A molten Dwarven fortress atop cold, snowy mountains; a jungle of merciless danger and adventure; and people of all types to be found in every corner of the world, partaking in a cultural phenomenon unlike any other.
In 2004, this was some of what awaited those who entered Blizzard Entertainment’s World of Warcraft, a game that changed the landscape of online role-playing games forever. Since its launch as an immediate hit and cementing its spot in popular nomenclature, the game’s content has only grown in scope. What started as an ambitious project into unknown territory has become a perennial king of the industry that set the example for others for years to come.
Now, fresh off the heels of WoW’s latest content expansion, Battle for Azeroth, Blizzard is preparing a new kind of journey — this summer, players will get to go back to where it all began in World of Warcraft: Classic.
For the past several years, the ability to play the game in its original version has been a hotly requested commodity from Blizzard’s player base. Some of the most ardent fans have even created privately run versions of the game where players have been able to enjoy the game in this desired original version, albeit through unofficial means. But in a few months from now, that won’t have to be the case for them anymore.
My own personal experience with World of Warcraft? Well, I played it in 2005 through 2006, shortly after its release. As a youngling with copious free time, I did a lot of adventuring in the world of Azeroth those many years ago. In the grand scheme, though, I know that it was only a short amount of the game’s lifespan to come, by the year 2019. While I have scantly played the game since, I have kept tabs on it and know much of the changes brought forth during my absence. While I can’t have a real opinion on WoW’s present state without playing it, what I can share is my experience with the game and what I anticipate in Classic.
As a budding teenager who would rather be a bombastic dwarf paladin than a quiet human high schooler, playing WoW was a magical time indeed for younger me. It filled a void of community that is often felt by introverted kids in high school who are still trying to figure themselves out (because it’s not like I still haven’t figured myself out yet… yeah, totally have…). I got to be someone who I was on the inside, but couldn’t effectively summon forth into the real world.
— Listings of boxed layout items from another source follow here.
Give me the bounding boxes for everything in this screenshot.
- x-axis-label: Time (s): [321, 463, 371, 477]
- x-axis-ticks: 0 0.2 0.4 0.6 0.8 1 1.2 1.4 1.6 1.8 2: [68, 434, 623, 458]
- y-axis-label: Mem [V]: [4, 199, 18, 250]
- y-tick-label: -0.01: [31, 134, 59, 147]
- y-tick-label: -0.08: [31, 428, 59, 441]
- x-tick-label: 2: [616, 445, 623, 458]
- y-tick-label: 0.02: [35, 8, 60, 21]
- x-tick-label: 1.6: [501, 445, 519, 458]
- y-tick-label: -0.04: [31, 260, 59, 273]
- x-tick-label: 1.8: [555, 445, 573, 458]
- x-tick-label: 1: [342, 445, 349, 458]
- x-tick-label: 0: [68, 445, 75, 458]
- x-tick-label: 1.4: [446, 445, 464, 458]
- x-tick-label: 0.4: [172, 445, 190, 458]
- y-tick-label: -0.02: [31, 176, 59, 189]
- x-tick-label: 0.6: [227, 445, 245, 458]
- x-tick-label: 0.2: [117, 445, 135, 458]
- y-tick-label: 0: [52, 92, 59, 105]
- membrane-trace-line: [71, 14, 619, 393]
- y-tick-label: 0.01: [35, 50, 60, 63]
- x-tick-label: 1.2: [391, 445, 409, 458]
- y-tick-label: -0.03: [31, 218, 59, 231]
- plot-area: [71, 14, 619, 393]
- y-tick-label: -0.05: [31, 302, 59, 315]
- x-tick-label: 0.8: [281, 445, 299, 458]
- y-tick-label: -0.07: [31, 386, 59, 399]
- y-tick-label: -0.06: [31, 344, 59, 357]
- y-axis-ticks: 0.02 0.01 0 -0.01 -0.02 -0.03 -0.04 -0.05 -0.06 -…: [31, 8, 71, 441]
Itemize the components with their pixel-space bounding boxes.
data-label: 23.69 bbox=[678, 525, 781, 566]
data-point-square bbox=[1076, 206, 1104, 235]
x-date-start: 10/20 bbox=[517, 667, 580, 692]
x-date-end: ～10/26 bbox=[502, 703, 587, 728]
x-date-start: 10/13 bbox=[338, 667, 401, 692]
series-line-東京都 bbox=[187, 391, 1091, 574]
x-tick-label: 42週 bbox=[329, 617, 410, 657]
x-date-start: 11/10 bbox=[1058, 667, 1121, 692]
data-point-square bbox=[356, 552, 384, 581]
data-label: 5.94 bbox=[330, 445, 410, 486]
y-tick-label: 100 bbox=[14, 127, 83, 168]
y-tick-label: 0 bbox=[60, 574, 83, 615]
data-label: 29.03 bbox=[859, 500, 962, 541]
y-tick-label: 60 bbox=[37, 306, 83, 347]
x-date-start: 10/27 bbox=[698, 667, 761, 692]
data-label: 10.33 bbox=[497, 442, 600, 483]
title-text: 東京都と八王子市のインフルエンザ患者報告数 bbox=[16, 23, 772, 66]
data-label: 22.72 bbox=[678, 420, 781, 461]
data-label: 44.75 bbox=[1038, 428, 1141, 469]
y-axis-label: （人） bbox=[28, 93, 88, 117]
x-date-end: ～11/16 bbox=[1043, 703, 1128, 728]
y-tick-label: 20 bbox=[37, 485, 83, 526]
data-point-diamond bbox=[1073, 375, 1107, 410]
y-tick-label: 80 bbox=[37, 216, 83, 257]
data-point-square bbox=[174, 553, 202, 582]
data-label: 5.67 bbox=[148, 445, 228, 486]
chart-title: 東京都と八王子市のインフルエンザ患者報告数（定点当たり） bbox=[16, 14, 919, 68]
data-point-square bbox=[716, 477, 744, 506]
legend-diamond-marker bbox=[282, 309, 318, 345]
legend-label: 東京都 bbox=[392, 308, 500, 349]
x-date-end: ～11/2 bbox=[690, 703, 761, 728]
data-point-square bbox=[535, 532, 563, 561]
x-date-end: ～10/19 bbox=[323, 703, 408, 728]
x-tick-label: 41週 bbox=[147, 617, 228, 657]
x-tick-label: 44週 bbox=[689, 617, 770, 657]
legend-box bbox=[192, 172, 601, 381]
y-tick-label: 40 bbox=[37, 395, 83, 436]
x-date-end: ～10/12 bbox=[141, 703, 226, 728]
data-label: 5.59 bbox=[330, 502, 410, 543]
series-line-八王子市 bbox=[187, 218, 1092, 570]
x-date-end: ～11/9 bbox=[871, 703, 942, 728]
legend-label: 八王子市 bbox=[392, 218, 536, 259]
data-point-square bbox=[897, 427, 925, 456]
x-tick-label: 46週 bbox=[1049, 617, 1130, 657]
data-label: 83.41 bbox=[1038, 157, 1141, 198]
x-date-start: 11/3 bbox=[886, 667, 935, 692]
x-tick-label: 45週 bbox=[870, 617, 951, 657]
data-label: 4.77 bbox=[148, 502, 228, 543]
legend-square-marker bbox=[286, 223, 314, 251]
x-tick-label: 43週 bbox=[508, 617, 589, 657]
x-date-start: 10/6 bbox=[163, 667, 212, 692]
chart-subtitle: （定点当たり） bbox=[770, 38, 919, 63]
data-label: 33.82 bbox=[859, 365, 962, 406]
There was loads of fun to be had playing the game — a vast world to explore, various quests to embark on, and dungeons to conquer. You could even battle other players, in organized capture-the-flag fashion or the more random “I am trying to eat some bread and now an orc is suddenly attacking me” variety. I enjoyed both in their own ways. A common aspect across the game was that progress was slow, but the scarcity principle might apply there — the more scarce progress is, the more treasured it is once you acquire it. And what’s self-achievement without the ability to show it off in front of others?
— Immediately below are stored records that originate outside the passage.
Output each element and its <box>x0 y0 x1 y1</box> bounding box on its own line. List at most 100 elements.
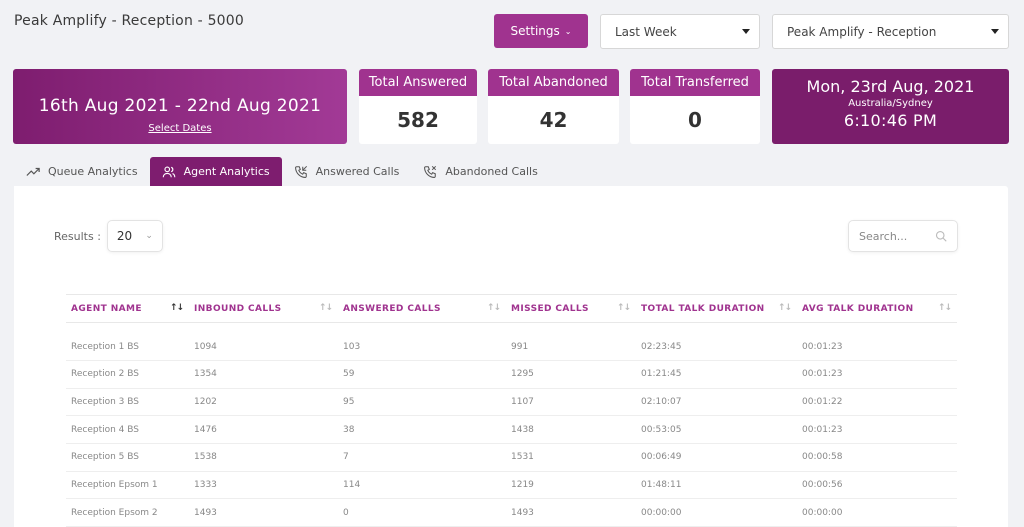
queue-value: Peak Amplify - Reception <box>787 24 937 39</box>
sort-icon: ↑↓ <box>937 303 952 313</box>
cell-inbound-calls: 1493 <box>189 498 338 527</box>
total-transferred-label: Total Transferred <box>630 69 760 96</box>
cell-avg-talk-duration: 00:01:23 <box>797 415 957 445</box>
table-row: Reception 4 BS 1476 38 1438 00:53:05 00:… <box>66 415 957 445</box>
cell-answered-calls: 95 <box>338 388 506 417</box>
table-row: Reception Epsom 2 1493 0 1493 00:00:00 0… <box>66 498 957 527</box>
total-answered-value: 582 <box>397 108 439 132</box>
cell-inbound-calls: 1333 <box>189 471 338 500</box>
column-header-total-talk-duration[interactable]: TOTAL TALK DURATION ↑↓ <box>636 294 797 323</box>
total-answered-label: Total Answered <box>359 69 477 96</box>
cell-inbound-calls: 1094 <box>189 322 338 361</box>
cell-answered-calls: 59 <box>338 360 506 389</box>
cell-inbound-calls: 1354 <box>189 360 338 389</box>
results-label: Results : <box>54 229 101 243</box>
column-header-inbound-calls[interactable]: INBOUND CALLS ↑↓ <box>189 294 338 323</box>
cell-agent-name: Reception Epsom 2 <box>66 498 189 527</box>
total-transferred-card: Total Transferred 0 <box>630 69 760 144</box>
queue-select[interactable]: Peak Amplify - Reception <box>772 14 1009 49</box>
total-abandoned-label: Total Abandoned <box>488 69 619 96</box>
sort-icon: ↑↓ <box>318 303 333 313</box>
cell-agent-name: Reception 3 BS <box>66 388 189 417</box>
cell-answered-calls: 38 <box>338 415 506 445</box>
column-header-avg-talk-duration[interactable]: AVG TALK DURATION ↑↓ <box>797 294 957 323</box>
page-title: Peak Amplify - Reception - 5000 <box>14 13 245 29</box>
caret-down-icon <box>991 29 999 34</box>
settings-label: Settings <box>510 24 560 38</box>
cell-inbound-calls: 1476 <box>189 415 338 445</box>
cell-agent-name: Reception 2 BS <box>66 360 189 389</box>
search-box <box>848 220 958 252</box>
cell-missed-calls: 991 <box>506 322 636 361</box>
column-header-answered-calls[interactable]: ANSWERED CALLS ↑↓ <box>338 294 506 323</box>
cell-total-talk-duration: 00:06:49 <box>636 443 797 472</box>
phone-incoming-icon <box>294 165 307 178</box>
cell-answered-calls: 114 <box>338 471 506 500</box>
total-abandoned-card: Total Abandoned 42 <box>488 69 619 144</box>
sort-icon: ↑↓ <box>486 303 501 313</box>
phone-missed-icon <box>424 165 437 178</box>
cell-answered-calls: 0 <box>338 498 506 527</box>
clock-time: 6:10:46 PM <box>843 111 938 130</box>
tab-label: Queue Analytics <box>48 165 138 178</box>
clock-date: Mon, 23rd Aug, 2021 <box>806 77 975 96</box>
tab-label: Abandoned Calls <box>445 165 538 178</box>
tab-queue-analytics[interactable]: Queue Analytics <box>14 157 150 186</box>
column-header-agent-name[interactable]: AGENT NAME ↑↓ <box>66 294 189 323</box>
clock-timezone: Australia/Sydney <box>848 98 933 109</box>
agent-table: AGENT NAME ↑↓ INBOUND CALLS ↑↓ ANSWERED CA… <box>66 294 957 527</box>
agent-analytics-panel: Results : 20 ⌄ AGENT NAME↑↓ INBOUND CALL… <box>14 186 1008 527</box>
clock-card: Mon, 23rd Aug, 2021 Australia/Sydney 6:1… <box>772 69 1009 144</box>
search-icon[interactable] <box>935 230 947 242</box>
cell-avg-talk-duration: 00:00:58 <box>797 443 957 472</box>
cell-avg-talk-duration: 00:01:22 <box>797 388 957 417</box>
results-per-page-select[interactable]: 20 ⌄ <box>106 220 163 252</box>
sort-icon: ↑↓ <box>616 303 631 313</box>
tab-agent-analytics[interactable]: Agent Analytics <box>149 157 282 186</box>
cell-avg-talk-duration: 00:00:00 <box>797 498 957 527</box>
tab-label: Answered Calls <box>315 165 400 178</box>
date-range-value: Last Week <box>615 24 677 39</box>
date-range-text: 16th Aug 2021 - 22nd Aug 2021 <box>38 96 322 116</box>
table-row: Reception Epsom 1 1333 114 1219 01:48:11… <box>66 471 957 500</box>
cell-total-talk-duration: 02:23:45 <box>636 322 797 361</box>
trend-icon <box>26 167 40 176</box>
date-range-card: 16th Aug 2021 - 22nd Aug 2021 Select Dat… <box>13 69 347 144</box>
cell-total-talk-duration: 00:00:00 <box>636 498 797 527</box>
sort-icon: ↑↓ <box>777 303 792 313</box>
cell-total-talk-duration: 01:21:45 <box>636 360 797 389</box>
date-range-select[interactable]: Last Week <box>600 14 760 49</box>
cell-missed-calls: 1219 <box>506 471 636 500</box>
cell-total-talk-duration: 01:48:11 <box>636 471 797 500</box>
cell-agent-name: Reception 5 BS <box>66 443 189 472</box>
settings-button[interactable]: Settings ⌄ <box>494 14 588 48</box>
cell-missed-calls: 1493 <box>506 498 636 527</box>
chevron-down-icon: ⌄ <box>145 231 153 241</box>
cell-agent-name: Reception 4 BS <box>66 415 189 445</box>
table-row: Reception 2 BS 1354 59 1295 01:21:45 00:… <box>66 360 957 389</box>
cell-missed-calls: 1295 <box>506 360 636 389</box>
tab-abandoned-calls[interactable]: Abandoned Calls <box>411 157 549 186</box>
table-row: Reception 5 BS 1538 7 1531 00:06:49 00:0… <box>66 443 957 472</box>
sort-asc-icon: ↑↓ <box>169 303 184 313</box>
cell-missed-calls: 1107 <box>506 388 636 417</box>
total-transferred-value: 0 <box>688 108 702 132</box>
cell-avg-talk-duration: 00:00:56 <box>797 471 957 500</box>
search-input[interactable] <box>859 229 929 243</box>
cell-total-talk-duration: 00:53:05 <box>636 415 797 445</box>
cell-answered-calls: 7 <box>338 443 506 472</box>
cell-avg-talk-duration: 00:01:23 <box>797 360 957 389</box>
cell-answered-calls: 103 <box>338 322 506 361</box>
cell-agent-name: Reception 1 BS <box>66 322 189 361</box>
tab-bar: Queue Analytics Agent Analytics Answered… <box>14 157 550 186</box>
cell-missed-calls: 1438 <box>506 415 636 445</box>
select-dates-link[interactable]: Select Dates <box>148 123 212 134</box>
tab-answered-calls[interactable]: Answered Calls <box>282 157 412 186</box>
column-header-missed-calls[interactable]: MISSED CALLS ↑↓ <box>506 294 636 323</box>
table-row: Reception 1 BS 1094 103 991 02:23:45 00:… <box>66 322 957 361</box>
chevron-down-icon: ⌄ <box>564 26 572 36</box>
cell-avg-talk-duration: 00:01:23 <box>797 322 957 361</box>
caret-down-icon <box>742 29 750 34</box>
results-control: Results : 20 ⌄ <box>54 220 163 252</box>
total-abandoned-value: 42 <box>539 108 568 132</box>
Kidding, of course. Well, maybe.
There were really all sorts of people that you might have come across while venturing out in the world. I played on what’s known as a “PvP,” or “player-versus-player” server, where a player can attack another in almost every area of the game, pending they were of opposite faction (there was one gladiatorial arena where faction loyalty was less of a rule and more of a guideline, though). This led to such aforementioned “I am trying to eat my bread and someone is killing me” moments. You could choose to play on a server without this anarchy-style gameplay, of course, though I do think playing in this mode added to the social element. Rivalries were formed, and great victories and defeats were had. It added layers, to say the least (layers of corpses on the ground, mainly).
I do think, though, that my experience with WoW was made most memorable by the social aspect. My character, as a paladin, had the ability to give other players “buffs,” or temporary improvements to their character’s power. I could give a buff to random players just walking by, and when I did, I’d often get a thanks from them in return, or a buff of their own, as we went our separate ways. That sort of interaction felt good and genuine. Pure, even. Sometimes, it really is the small things.
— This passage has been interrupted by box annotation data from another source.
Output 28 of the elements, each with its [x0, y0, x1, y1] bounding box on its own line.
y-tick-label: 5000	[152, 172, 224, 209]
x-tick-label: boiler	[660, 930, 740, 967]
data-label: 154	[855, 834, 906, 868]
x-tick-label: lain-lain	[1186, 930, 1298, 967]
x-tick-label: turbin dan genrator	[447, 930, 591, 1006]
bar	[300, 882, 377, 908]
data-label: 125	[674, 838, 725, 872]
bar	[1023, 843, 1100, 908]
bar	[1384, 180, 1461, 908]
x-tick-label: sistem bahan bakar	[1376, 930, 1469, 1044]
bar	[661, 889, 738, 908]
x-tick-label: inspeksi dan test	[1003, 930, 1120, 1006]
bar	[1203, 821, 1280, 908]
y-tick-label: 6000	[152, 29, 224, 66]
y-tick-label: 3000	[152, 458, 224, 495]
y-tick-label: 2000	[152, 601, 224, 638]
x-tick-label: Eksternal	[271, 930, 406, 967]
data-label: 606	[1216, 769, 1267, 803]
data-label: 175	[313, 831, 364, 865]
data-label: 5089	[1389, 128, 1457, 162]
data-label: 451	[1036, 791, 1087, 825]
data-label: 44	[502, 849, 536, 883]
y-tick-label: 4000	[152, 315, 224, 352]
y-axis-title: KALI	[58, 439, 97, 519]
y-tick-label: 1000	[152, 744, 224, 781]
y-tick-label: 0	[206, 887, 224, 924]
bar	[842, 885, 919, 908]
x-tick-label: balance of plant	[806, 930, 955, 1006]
For a more specific moment, while I have many memories battling players or traversing dungeons with others, one of my standout memories was when my friends and I were exploring the world late at night. We decided to climb up a hill that was a bit secluded and off the beaten path, and the sun was rising. When we got to the top and looked at the view, I paused for a moment. Something about that moment felt still; peaceful. It’s a small moment, yet it stands out in my memory so many years later.
It’s moments like those that, more than capturing any flag, or eating bread over a dead orc, that I appreciate most, and I feel WoW was a mirror to real life in that way. Moments that you think you’ll look back on most are often the smaller ones you weren’t expecting to. I look forward to future players soon getting to experience that in the same world and on the same hills that I once did.